Veteran actress Supriya Devi will be the guest of honour at the inaugural.
Bengali movie star Koel Mullick will be the thali girl for the opening, her father and KFF chairperson actor Ranjit Mullick said here.
“The opening film will be ‘The Magican’ by Holland’s Joram Lursen,” he added.
There are many firsts attached to 17th KFF – for the first time, the eight-day fest, concluding Nov 17, would have a competitive section, a big dash of Bollywood glamour, screenings at a multiplex and inaugural event at the Netaji indoor stadium instead of the Nandan Film Complex, which has been the nerve centre of the event since its inception in 1995.
It would also be the first time that former chief minister Buddhadeb Bhattacharjee, the moving force behind the festival till last year, would not be a part of the gala after beign voted out of power in the state assembly polls.
The fest will see screening of 150 movies, a heady mix of socio-communicational values and popular entertainment, from 50 countries.
As many as 12 Asian films would vie for honours for the NETPAC Award in the newly introduced competitive section.
The notable films include Jean-luc Godard’s 2010 release “Film Socialisme”, Hungarian director Bela Tarr’s latest offering “The Turin Horse”, which is shot in black and white as per, famed Iranian movie maker Abbas Kiarostami’s “Certified copy”, and German mvoie “The Faust” by director Alexandre Shokurov.
There will be a retrospective of Japanese director Shohei Imamura, while Turkish movie maker Nurri Bilge Ceylan will be attending the festival with a package of his creations.
The Artistes’ Forum will hold a colourful programme tracing the journey of Bengali cinema on the closing day.
Bollywood filmmakers Anant Mahadevan, Ketan Mehta and Santosh Shivan are likely to attend the festival, the second oldest in India, being organised for the first time by the regime of West Bengal chief minister Mamata Banerjee.
A centenary tribute has been planned for Bollywood great Ashok Kumar, whose birth centenary is being celebrated this year.
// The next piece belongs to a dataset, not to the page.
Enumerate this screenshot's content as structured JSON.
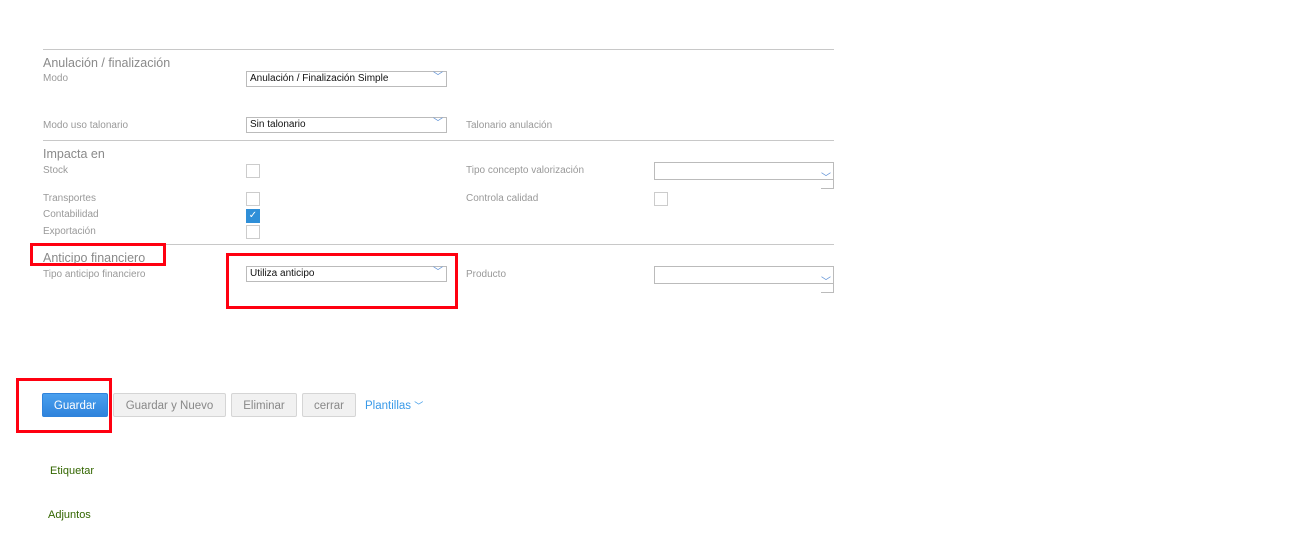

His famous film “Kismet” will be shown.
Special tributes section features Bengal’s greatest matinee idol Uttam Kumar and noted director Mani Kaul.
Altogether 11 auditoria including the Fame Multiplex in South Kolkata will screen the movies.
“The festival has a budget of Rs 2.75 crore of which the state government is providing Rs.60 lakh. The major chunk comes from sponsorships,” said information and culture secretary Nandini Chakraborty.
The Calcutta-Kolkata section will showcase select feature films spanning six decades giving a wider window to understand the city.
In Celebrating 50 Years section, Ritwik Ghatak’s “Komal Gandhar” and Ajoy Kar’s “Saptapadi” – both released in 1961 – will be screened.